Оборачиваюсь через плечо.
Никого. Только припаркованные машины. Чёрный «Мерседес» с тонированными стёклами стоит в двадцати метрах, двигатель работает, но с водительского места никого не видно. Может, ждёт кого-то.
Я делаю ещё несколько шагов.
Шаги за спиной повторяются.
Сердце начинает стучать быстрее. Ручка сама нащупывает на поясе перцовый баллончик — красный, цилиндрический, купленный после развода, когда Кирилл выследил меня у галереи и устроил сцену с битьём моих картин. Он тогда кричал: «Ты без меня никто, ты никому не нужна, жирная тварь!» Я плакала, а потом пошла в магазин самообороны и купила баллончик. И газовый пистолет. И электрошокер, который до сих пор валяется в ящике, потому что я боюсь им пользоваться.
Шаги приближаются.
Рука сжимает баллончик. Я готова выхватить его, снять колпачок, нажать — всё это отточено на тренировках в пустой комнате перед зеркалом.
Я не успеваю.
Тень. Огромная, чёрная, падает на меня, как крыло ночной птицы. Рука — нет, две руки — обхватывают меня сзади. Одна зажимает рот, вторая прижимает руки к туловищу. Я мычу, брыкаюсь, но меня отрывают от земли. Меня несут. Пять шагов, шесть. Дверь машины открывается — я слышу этот звук, приглушённый, дорогой. Меня заталкивают на заднее сиденье, и я падаю лицом в кожу, пахнущую кондиционером и освежителем воздуха.

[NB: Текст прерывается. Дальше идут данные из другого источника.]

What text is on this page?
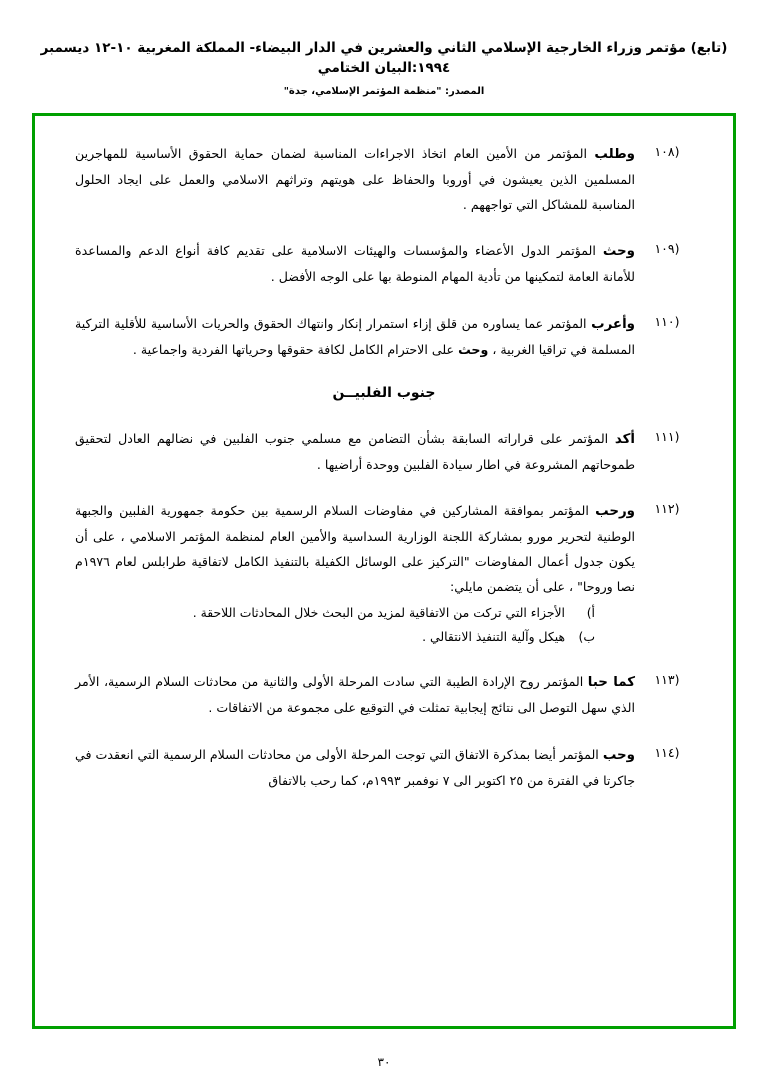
(تابع) مؤتمر وزراء الخارجية الإسلامي الثاني والعشرين في الدار البيضاء- المملكة المغربية ١٠-١٢ ديسمبر ١٩٩٤:البيان الختامي
المصدر: "منظمة المؤتمر الإسلامي، جدة"
(١٠٨
وطلب المؤتمر من الأمين العام اتخاذ الاجراءات المناسبة لضمان حماية الحقوق الأساسية للمهاجرين المسلمين الذين يعيشون في أوروبا والحفاظ على هويتهم وتراثهم الاسلامي والعمل على ايجاد الحلول المناسبة للمشاكل التي تواجههم .
(١٠٩
وحث المؤتمر الدول الأعضاء والمؤسسات والهيئات الاسلامية على تقديم كافة أنواع الدعم والمساعدة للأمانة العامة لتمكينها من تأدية المهام المنوطة بها على الوجه الأفضل .
(١١٠
وأعرب المؤتمر عما يساوره من قلق إزاء استمرار إنكار وانتهاك الحقوق والحريات الأساسية للأقلية التركية المسلمة في تراقيا الغربية ، وحث على الاحترام الكامل لكافة حقوقها وحرياتها الفردية واجماعية .
جنوب الفلبيــن
(١١١
أكد المؤتمر على قراراته السابقة بشأن التضامن مع مسلمي جنوب الفلبين في نضالهم العادل لتحقيق طموحاتهم المشروعة في اطار سيادة الفلبين ووحدة أراضيها .
(١١٢
ورحب المؤتمر بموافقة المشاركين في مفاوضات السلام الرسمية بين حكومة جمهورية الفلبين والجبهة الوطنية لتحرير مورو بمشاركة اللجنة الوزارية السداسية والأمين العام لمنظمة المؤتمر الاسلامي ، على أن يكون جدول أعمال المفاوضات "التركيز على الوسائل الكفيلة بالتنفيذ الكامل لاتفاقية طرابلس لعام ١٩٧٦م نصا وروحا" ، على أن يتضمن مايلي:
أ)
الأجزاء التي تركت من الاتفاقية لمزيد من البحث خلال المحادثات اللاحقة .
ب)
هيكل وآلية التنفيذ الانتقالي .
(١١٣
كما حبا المؤتمر روح الإرادة الطيبة التي سادت المرحلة الأولى والثانية من محادثات السلام الرسمية، الأمر الذي سهل التوصل الى نتائج إيجابية تمثلت في التوقيع على مجموعة من الاتفاقات .
(١١٤
وحب المؤتمر أيضا بمذكرة الاتفاق التي توجت المرحلة الأولى من محادثات السلام الرسمية التي انعقدت في جاكرتا في الفترة من ٢٥ اكتوبر الى ٧ نوفمبر ١٩٩٣م، كما رحب بالاتفاق
٣٠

Мешок. Мне на голову натягивают мешок — грубая ткань, воняющая синтетикой и краской. Я пытаюсь дышать, но воздух горячий, спертый, и паника сжимает горло так, что становится трудно даже мычать.

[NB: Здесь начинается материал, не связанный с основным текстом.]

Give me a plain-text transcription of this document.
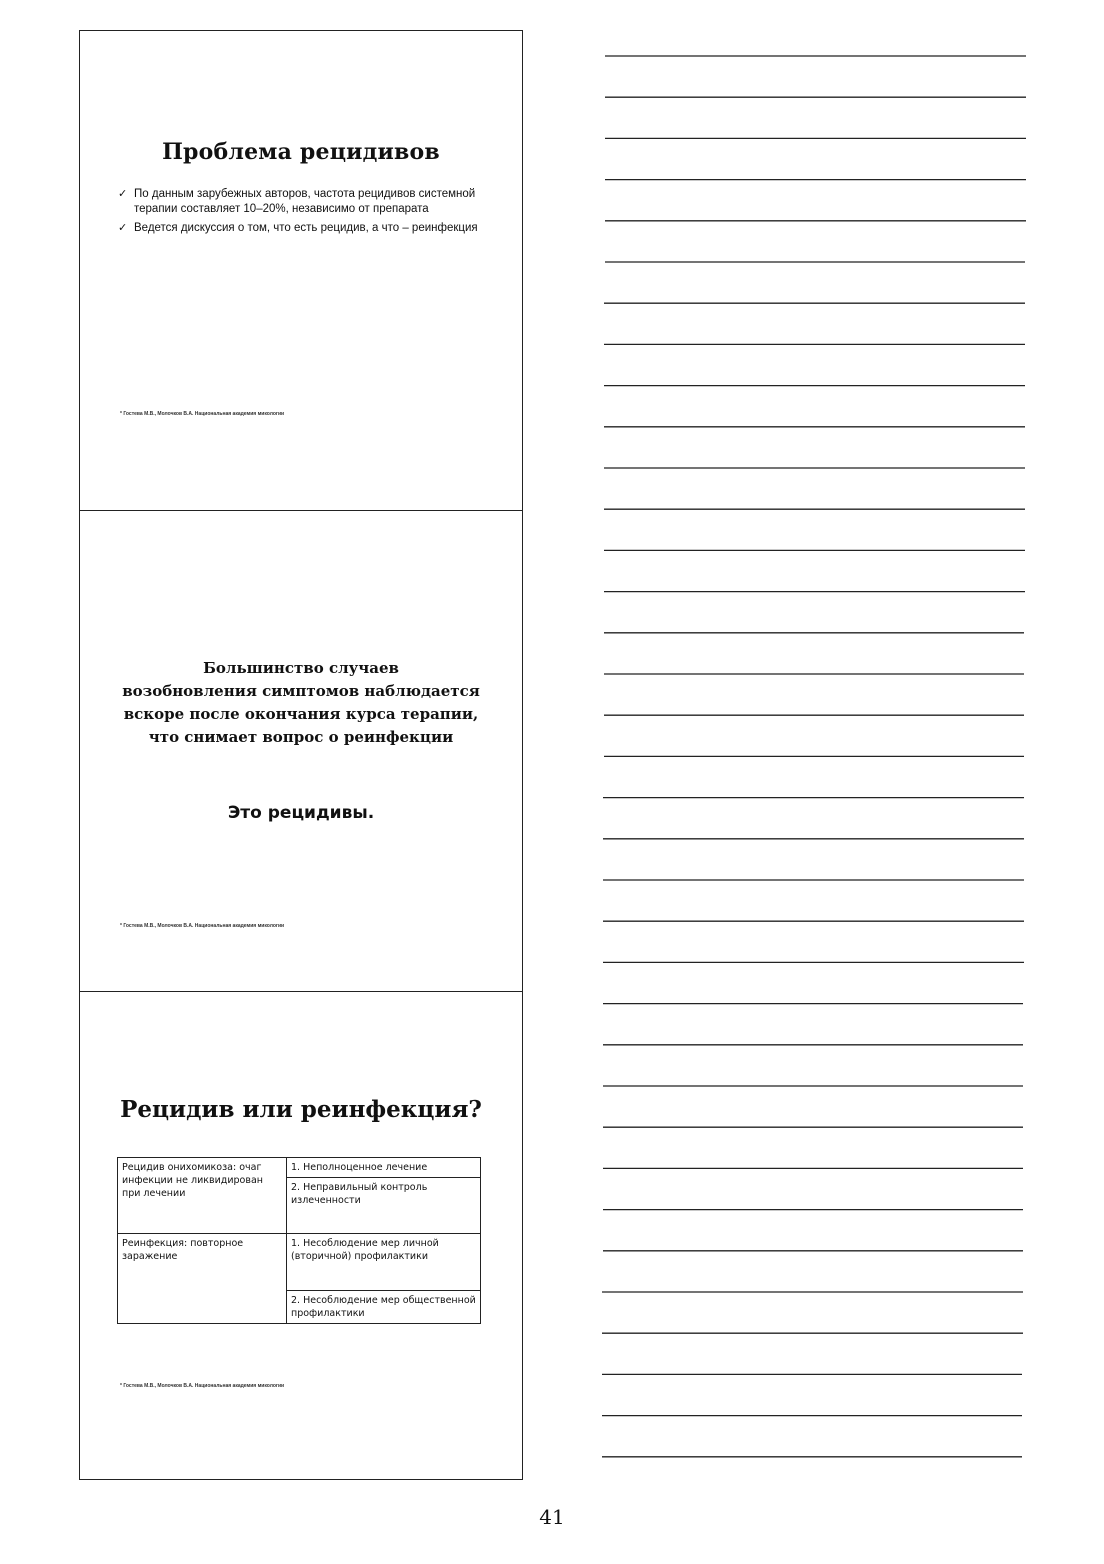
Проблема рецидивов
✓ По данным зарубежных авторов, частота рецидивов системной терапии составляет 10–20%, независимо от препарата
✓ Ведется дискуссия о том, что есть рецидив, а что – реинфекция
* Гостева М.В., Молочков В.А. Национальная академия микологии

Большинство случаев
возобновления симптомов наблюдается
вскоре после окончания курса терапии,
что снимает вопрос о реинфекции

Это рецидивы.

* Гостева М.В., Молочков В.А. Национальная академия микологии
Рецидив или реинфекция?
Рецидив онихомикоза: очаг инфекции не ликвидирован при лечении	1. Неполноценное лечение
	2. Неправильный контроль излеченности
Реинфекция: повторное заражение	1. Несоблюдение мер личной (вторичной) профилактики
	2. Несоблюдение мер общественной профилактики
* Гостева М.В., Молочков В.А. Национальная академия микологии
41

— Тихо, — голос. Низкий, спокойный, с акцентом. Кавказским, мягким, почти незаметным. — Не брыкайся. Не пострадаешь.
Я не слушаю. Бью ногами, пытаюсь достать его коленом. Он смеётся — коротко, беззлобно.
— Добрая, — говорит он кому-то.
Укол в шею я чувствую, когда машина уже трогается. Игла тонкая, холодная, входит в мышцу под ухом, и по телу разливается ледяная волна. Снотворное. Я знаю это чувство — как будто кто-то выключает тебя из розетки. Сначала плывёт картинка, звуки становятся ватными, потом исчезают.

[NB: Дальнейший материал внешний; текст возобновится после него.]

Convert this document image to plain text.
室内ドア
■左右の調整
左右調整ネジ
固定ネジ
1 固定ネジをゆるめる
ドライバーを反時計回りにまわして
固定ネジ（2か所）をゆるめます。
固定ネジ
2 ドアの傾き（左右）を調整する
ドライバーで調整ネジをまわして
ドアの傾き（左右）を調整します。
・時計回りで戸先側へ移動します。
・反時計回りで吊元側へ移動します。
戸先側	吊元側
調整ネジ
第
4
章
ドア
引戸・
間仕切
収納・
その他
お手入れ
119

Последнее, что я осознаю: чья-то рука поправляет край мешка у моего носа, оставляя щель для воздуха. И голос — тот же, низкий:
— Везём аккуратно. Она хрупкая.
Потом — темнота.
Я не знаю, сколько прошло времени, когда прихожу в себя.
Чувства возвращаются не все сразу. Сначала слух: тишина. Совершенно не московская, где всегда есть фон — машины, поезда, музыка из соседней квартиры. Здесь тишина плотная, как вода. Её можно потрогать. Потом — осязание: что-то гладкое, холодное под пальцами. Шёлк. Очень дорогой шёлк. Простыни. Я лежу на кровати, огромной, мягкой, и тело моё укутано в лёгкую ткань. Не в джинсы, не в блузку.
Потом — запах. Лаванда. Свежесть. Чистота. И что-то ещё — цветы, розы? Да, розы. Где-то рядом.
Я открываю глаза. Свет. Белый, чистый, льющийся из огромных окон. На окнах — решётки. Кованые, чёрные, красивые — не как в тюрьме, как в дорогом бутике. За окнами — горы.
Я сажусь. Резко. Голова идёт кругом, меня подташнивает, но я заставляю себя сидеть.